Son effigie manquait dans la galerie des portraits de famille que conserve le musée. Juan Antonio Garcia del Castillo est représenté vêtu de son costume de mariage, son chapeau et ses gants blancs dans la main gauche, son monocle sur la poitrine, dans une pose à la fois élégante et nonchalante, la main droite sur la poche, les jambes croisées. Le peintre ne joue finalement que sur deux tons opposés, les blancs - le mur, la chemise, et même la peau très pâle de son beau-frère - et les bruns - l’habit, la chaise et les cheveux. Ce portrait pourrait faire pendant, dans les collections à celui de Clotilde, peint en 1890, dans lequel elle apparaît, elle aussi vêtue de noir, devant un mur clair.

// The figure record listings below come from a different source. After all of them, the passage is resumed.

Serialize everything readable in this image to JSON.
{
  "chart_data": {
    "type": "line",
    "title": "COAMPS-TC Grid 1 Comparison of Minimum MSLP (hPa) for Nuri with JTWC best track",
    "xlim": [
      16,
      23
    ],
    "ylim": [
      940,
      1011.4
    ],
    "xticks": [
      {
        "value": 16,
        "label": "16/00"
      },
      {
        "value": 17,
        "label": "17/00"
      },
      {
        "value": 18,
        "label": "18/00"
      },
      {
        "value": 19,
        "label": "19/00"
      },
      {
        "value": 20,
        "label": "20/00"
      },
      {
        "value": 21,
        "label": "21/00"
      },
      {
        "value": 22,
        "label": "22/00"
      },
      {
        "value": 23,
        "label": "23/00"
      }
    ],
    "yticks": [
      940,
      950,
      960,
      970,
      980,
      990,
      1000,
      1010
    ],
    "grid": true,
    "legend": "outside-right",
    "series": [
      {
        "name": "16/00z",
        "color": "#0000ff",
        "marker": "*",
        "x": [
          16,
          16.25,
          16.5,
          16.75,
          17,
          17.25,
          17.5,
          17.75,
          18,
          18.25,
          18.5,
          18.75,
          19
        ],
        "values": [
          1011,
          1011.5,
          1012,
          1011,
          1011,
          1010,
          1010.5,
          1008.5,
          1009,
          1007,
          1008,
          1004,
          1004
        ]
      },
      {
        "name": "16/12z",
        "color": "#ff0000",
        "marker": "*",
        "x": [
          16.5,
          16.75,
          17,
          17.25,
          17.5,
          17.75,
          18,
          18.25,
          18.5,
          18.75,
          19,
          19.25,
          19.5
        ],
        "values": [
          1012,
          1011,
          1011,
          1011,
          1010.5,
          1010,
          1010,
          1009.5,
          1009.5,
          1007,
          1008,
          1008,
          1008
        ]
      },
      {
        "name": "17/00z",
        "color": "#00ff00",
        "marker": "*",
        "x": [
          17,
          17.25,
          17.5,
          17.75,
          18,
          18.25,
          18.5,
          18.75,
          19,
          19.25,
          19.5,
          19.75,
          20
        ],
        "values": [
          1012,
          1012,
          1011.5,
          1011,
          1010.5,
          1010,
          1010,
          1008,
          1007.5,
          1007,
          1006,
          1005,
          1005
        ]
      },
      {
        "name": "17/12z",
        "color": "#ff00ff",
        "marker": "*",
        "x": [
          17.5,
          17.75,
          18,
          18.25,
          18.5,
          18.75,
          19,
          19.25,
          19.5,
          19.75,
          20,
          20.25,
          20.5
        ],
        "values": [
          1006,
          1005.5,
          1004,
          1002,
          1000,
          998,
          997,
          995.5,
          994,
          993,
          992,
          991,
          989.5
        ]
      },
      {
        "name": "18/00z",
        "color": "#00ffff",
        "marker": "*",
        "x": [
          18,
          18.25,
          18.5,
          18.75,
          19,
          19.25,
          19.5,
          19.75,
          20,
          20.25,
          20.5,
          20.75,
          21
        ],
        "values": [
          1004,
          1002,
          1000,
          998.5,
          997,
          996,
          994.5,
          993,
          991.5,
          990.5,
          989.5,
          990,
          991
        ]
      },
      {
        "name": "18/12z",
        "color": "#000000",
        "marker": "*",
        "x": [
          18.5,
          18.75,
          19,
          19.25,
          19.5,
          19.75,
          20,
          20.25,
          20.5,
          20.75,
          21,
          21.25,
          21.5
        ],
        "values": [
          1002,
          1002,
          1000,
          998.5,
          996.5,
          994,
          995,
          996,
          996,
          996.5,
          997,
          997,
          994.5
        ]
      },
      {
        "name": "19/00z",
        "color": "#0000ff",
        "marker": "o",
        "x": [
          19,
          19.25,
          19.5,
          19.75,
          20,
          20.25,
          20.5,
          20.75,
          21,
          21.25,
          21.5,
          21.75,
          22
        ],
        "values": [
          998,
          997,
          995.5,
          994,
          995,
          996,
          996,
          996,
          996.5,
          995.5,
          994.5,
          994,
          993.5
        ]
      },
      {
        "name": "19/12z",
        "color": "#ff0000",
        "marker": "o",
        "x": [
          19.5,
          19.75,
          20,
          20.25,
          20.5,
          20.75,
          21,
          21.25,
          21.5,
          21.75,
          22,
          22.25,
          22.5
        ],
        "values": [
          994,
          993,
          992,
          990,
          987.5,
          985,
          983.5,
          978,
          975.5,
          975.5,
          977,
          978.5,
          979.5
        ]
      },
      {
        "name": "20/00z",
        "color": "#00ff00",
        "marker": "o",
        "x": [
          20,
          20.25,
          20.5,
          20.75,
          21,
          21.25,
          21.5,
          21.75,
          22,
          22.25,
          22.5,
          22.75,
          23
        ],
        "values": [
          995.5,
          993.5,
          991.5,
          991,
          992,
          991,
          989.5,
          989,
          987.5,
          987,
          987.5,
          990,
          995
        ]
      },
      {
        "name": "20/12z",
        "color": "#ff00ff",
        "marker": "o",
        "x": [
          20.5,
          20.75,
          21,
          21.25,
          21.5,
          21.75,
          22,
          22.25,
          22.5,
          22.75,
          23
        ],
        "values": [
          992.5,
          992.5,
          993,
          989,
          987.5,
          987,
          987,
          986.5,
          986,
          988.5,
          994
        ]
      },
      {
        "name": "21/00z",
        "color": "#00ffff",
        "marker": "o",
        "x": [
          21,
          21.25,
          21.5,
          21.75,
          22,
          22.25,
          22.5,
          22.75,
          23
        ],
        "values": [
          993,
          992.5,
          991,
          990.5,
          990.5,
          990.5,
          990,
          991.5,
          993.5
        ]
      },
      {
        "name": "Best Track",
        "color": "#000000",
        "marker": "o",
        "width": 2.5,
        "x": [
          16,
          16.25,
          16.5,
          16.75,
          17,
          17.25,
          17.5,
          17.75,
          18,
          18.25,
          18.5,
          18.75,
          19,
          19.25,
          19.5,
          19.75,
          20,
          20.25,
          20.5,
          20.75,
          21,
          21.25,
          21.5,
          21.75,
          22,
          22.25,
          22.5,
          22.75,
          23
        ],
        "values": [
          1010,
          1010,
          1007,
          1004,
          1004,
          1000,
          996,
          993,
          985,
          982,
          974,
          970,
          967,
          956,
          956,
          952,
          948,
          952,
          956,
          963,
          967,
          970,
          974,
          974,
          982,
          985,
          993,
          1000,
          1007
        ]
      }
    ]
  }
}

Le peintre utilise souvent cette formule d’un modèle placé sur un fond neutre, assis sur une chaise, de profil, qui tourne la tête vers le spectateur tandis que ses jambes sont coupées par la toile, par exemple celui qu’il fit de son fils Joaquin en 1917, pour lequel il joue cette-fois-ci sur un camaïeu de gris, bleus et verts plutôt que sur un contraste de couleurs.
Antonio Garcia épousa María Banús, et Sorolla réalisa le portrait de leur fils conservé au Prado, dans une position comparable à celle de son père.